Some departements in France attained quite low marital fertility beginning in the late 18th century. As early as 1830 the birth rate was only 20 per thousand, a level characteristic of other parts of Europe only in the 20th century. At the time infant mortality was still high, and the expectation of life at birth still low. One such departement, Lot-et-Garonne, in Southwestern France, had a persistent negative rate of increase in the 19th century and lost 25 percent of its population from 1830 to 1900, without out-migration. There was a similar pathology in Hungary in the 19th century. Low fertility in some villages was known at the time as the one-child family; it was denounced vigorously in the churches as selfish. Villages where the "one-child family" was common also had a strong negative rate of increase.

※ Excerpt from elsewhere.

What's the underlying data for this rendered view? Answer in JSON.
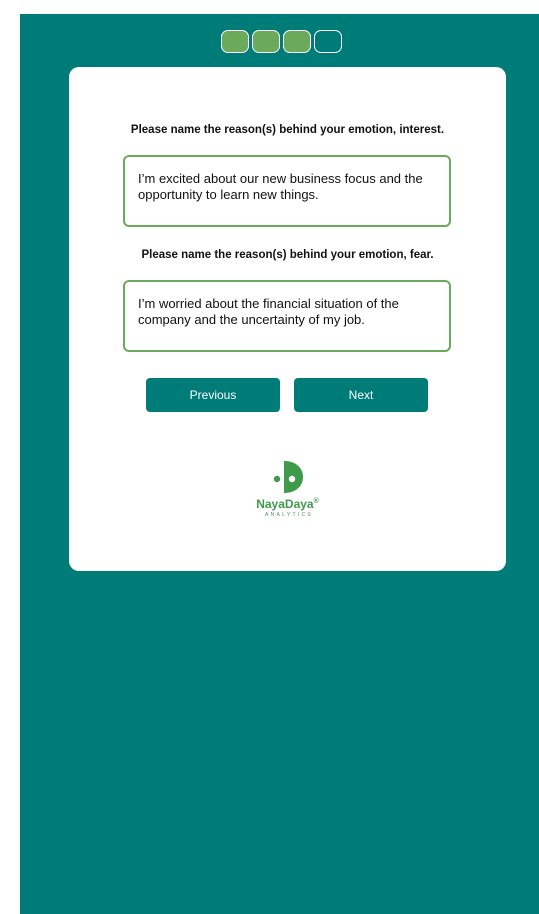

A full account of the European demographic transition would require a description and explanation of the decline in mortality. I shall say only a few words about the reduction of mortality in Europe since the middle of the 18th century. The technological revolution that is generally considered the basis of the demographic transition, the so-called industrial revolution, produced many changes that made lower death rates possible. It coincided with the opening up of the Western hemisphere, which greatly expanded the food supply. The regularity of the food supply was further insured by increases in agricultural productivity in Europe and by development of transportation, both trans-oceanic and internal, with canals, improved roads, and later railroads. There was an improvement in personal sanitation; people began to take baths and wash their hands. Later a clean water supply was provided, sewage-disposal plants were built, and urban environmental sanitation generally improved. Thus technological change and increases in food supply made it possible for the death rate to go down; and some specific improvements in medicine helped, such as vaccination against smallpox. A natural implication of the technological changes that characterized the industrial revolution was thus a reduction in mortality. The less obvious part of the transition is the explanation of the universal decline of the birth rate in Europe.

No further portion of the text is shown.